Sonntagmorgen. Du sitzt an der Kücheninsel, Kaffee in der Hand, scrollst durch dein Handy – und dann kommt sie. Barfuß auf dem warmen Holzboden, in nichts weiter als einem weißen Oversize-Shirt, das ihr bis zur Mitte der Oberschenkel reicht. So beginnen die besten Sexgeschichten: Frau im Casual Look, ungeschminkt, verschlafen, absolut umwerfend. Du vergisst sofort, was du gerade gelesen hast.

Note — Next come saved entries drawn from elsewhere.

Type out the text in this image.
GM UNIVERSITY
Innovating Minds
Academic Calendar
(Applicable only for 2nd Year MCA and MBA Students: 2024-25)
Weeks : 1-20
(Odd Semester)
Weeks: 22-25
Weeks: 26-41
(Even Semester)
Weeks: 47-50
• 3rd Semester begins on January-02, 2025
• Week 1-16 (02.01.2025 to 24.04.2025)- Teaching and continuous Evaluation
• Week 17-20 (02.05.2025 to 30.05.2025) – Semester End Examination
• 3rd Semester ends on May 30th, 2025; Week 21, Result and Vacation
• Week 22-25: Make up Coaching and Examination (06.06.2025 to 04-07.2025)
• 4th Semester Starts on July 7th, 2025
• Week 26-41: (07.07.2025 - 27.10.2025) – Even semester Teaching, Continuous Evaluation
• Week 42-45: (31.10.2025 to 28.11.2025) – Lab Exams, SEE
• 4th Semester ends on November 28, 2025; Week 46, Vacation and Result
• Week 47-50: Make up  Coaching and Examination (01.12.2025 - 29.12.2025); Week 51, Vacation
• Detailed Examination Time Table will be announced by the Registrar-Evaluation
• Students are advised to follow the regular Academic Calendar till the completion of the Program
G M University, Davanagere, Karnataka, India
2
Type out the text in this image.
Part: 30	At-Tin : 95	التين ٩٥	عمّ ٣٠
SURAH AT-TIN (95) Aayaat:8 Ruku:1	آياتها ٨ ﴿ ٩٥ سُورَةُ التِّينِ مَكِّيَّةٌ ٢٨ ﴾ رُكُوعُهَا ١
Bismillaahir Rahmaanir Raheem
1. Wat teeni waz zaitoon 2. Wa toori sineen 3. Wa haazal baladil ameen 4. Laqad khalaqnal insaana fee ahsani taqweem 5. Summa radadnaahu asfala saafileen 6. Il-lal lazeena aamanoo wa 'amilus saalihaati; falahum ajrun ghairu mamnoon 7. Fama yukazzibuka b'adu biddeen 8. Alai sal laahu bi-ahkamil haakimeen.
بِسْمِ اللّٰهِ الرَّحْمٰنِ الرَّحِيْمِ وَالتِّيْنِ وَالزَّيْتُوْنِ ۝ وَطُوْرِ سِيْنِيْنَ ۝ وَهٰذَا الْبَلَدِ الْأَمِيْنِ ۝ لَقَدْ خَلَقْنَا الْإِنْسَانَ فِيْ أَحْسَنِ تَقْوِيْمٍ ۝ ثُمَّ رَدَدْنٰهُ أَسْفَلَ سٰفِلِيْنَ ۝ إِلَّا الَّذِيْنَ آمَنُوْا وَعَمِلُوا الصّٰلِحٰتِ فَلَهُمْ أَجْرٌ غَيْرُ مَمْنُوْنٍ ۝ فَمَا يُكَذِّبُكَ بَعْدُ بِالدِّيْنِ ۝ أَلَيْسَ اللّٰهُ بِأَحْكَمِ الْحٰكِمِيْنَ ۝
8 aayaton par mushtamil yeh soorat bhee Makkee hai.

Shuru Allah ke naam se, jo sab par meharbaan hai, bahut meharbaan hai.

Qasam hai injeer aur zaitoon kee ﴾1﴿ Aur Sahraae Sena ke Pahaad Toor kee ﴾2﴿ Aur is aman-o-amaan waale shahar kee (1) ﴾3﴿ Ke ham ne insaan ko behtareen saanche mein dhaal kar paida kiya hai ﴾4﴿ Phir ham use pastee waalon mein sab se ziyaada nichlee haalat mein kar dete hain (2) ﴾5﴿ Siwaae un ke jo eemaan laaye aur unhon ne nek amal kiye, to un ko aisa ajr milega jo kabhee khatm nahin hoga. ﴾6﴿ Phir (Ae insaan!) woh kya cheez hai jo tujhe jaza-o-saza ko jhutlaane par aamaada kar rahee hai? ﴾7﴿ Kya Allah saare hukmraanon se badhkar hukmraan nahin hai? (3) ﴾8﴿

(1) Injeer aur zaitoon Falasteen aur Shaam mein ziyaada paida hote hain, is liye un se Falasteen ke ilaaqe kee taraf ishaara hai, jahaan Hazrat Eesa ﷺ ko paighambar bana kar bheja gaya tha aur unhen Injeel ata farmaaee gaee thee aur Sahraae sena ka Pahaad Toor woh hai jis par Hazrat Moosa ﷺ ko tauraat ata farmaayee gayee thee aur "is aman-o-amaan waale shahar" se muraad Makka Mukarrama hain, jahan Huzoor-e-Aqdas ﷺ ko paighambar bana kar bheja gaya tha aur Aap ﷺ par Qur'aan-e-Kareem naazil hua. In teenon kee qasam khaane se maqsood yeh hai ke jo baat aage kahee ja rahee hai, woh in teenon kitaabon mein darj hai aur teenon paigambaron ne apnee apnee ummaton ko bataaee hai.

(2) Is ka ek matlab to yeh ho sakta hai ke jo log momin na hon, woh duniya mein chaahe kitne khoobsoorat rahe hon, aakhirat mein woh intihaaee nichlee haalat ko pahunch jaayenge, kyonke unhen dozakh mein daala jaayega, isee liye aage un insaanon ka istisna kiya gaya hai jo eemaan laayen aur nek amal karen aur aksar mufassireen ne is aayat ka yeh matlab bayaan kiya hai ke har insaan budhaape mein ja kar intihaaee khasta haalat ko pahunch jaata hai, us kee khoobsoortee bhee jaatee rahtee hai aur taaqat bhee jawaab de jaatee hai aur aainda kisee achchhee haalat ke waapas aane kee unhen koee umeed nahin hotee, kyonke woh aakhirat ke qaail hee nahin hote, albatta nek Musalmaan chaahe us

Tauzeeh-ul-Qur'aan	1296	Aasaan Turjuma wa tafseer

Ihr Haar ist offen, leicht zerzaust vom Schlafen. Eine Strähne fällt ihr ins Gesicht, und sie pustet sie weg, ohne dich anzusehen. Der Stoff des Shirts rutscht über ihre Schulter, entblößt die weiche Haut dort, die Andeutung ihres Schlüsselbeins. Keine Kette, kein BH, keine Absicht – und genau das macht es so unfassbar heiß.
Sie greift nach einer Tasse im oberen Regal. Das Shirt hebt sich. Du siehst den Ansatz ihres nackten Hinterns, die sanfte Kurve, den Schatten zwischen ihren Beinen. Dein Atem stockt. Sie dreht sich zu dir, lehnt sich mit der Hüfte gegen die Arbeitsplatte, pustet über ihren Kaffee und schaut dich zum ersten Mal an. Ihre Augen – noch halb verschlafen, aber mit diesem Glimmen.
„Was guckst du so?"
Du stellst deinen Kaffee ab. Stehst auf. Gehst zu ihr. Deine Hände legen sich auf ihre Hüften, und du spürst durch den dünnen Stoff, dass sie wirklich nichts drunter trägt. Deine Finger gleiten tiefer, den Saum entlang, darunter. Warme Haut. Sie stellt ihre Tasse ab und legt den Kopf schief.
„Du hättest einfach fragen können", flüstert sie.
Du schiebst das Shirt nach oben, entblößt ihren Bauch, ihre Brüste. Du drückst sie sanft gegen die Kante der Arbeitsplatte und küsst ihren Hals, ihr Schlüsselbein, nimmst ihre Brustwarze zwischen die Lippen. Sie seufzt leise, ihre Finger greifen in dein Haar. Du gehst tiefer. Küsst ihren Bauch. Knieend vor ihr schiebst du das Shirt ganz hoch, und sie spreizt die Beine leicht für dich.
Deine Zunge findet sie – warm, feucht, bereit. Du leckst langsam, erst sanft, dann fester, kreist um ihre Klit, während ihre Finger sich in deinem Haar verkrampfen. Ihre Hüften bewegen sich dir entgegen, drängend, fordernd. Du packst ihren Hintern mit beiden Händen, ziehst sie näher, und ihr Stöhnen füllt die stille Küche.
„Nicht aufhören – genau so –"
Du hörst nicht auf. Du spürst, wie sie sich anspannt, wie ihre Oberschenkel zittern, wie sich ihr ganzer Körper zusammenzieht – und dann lässt sie los. Laut, unkontrolliert, mit einem Laut, der durch dich hindurchgeht wie Strom. Ihre Knie geben fast nach. Du hältst sie, stehst auf, küsst sie. Sie schmeckt den Kaffee auf deiner Zunge und sich selbst.
Das Shirt hängt schief über ihrer Schulter. Ihre Wangen sind gerötet. Sie grinst.
„Sonntage mit dir", sagt sie leise, „sind meine liebsten."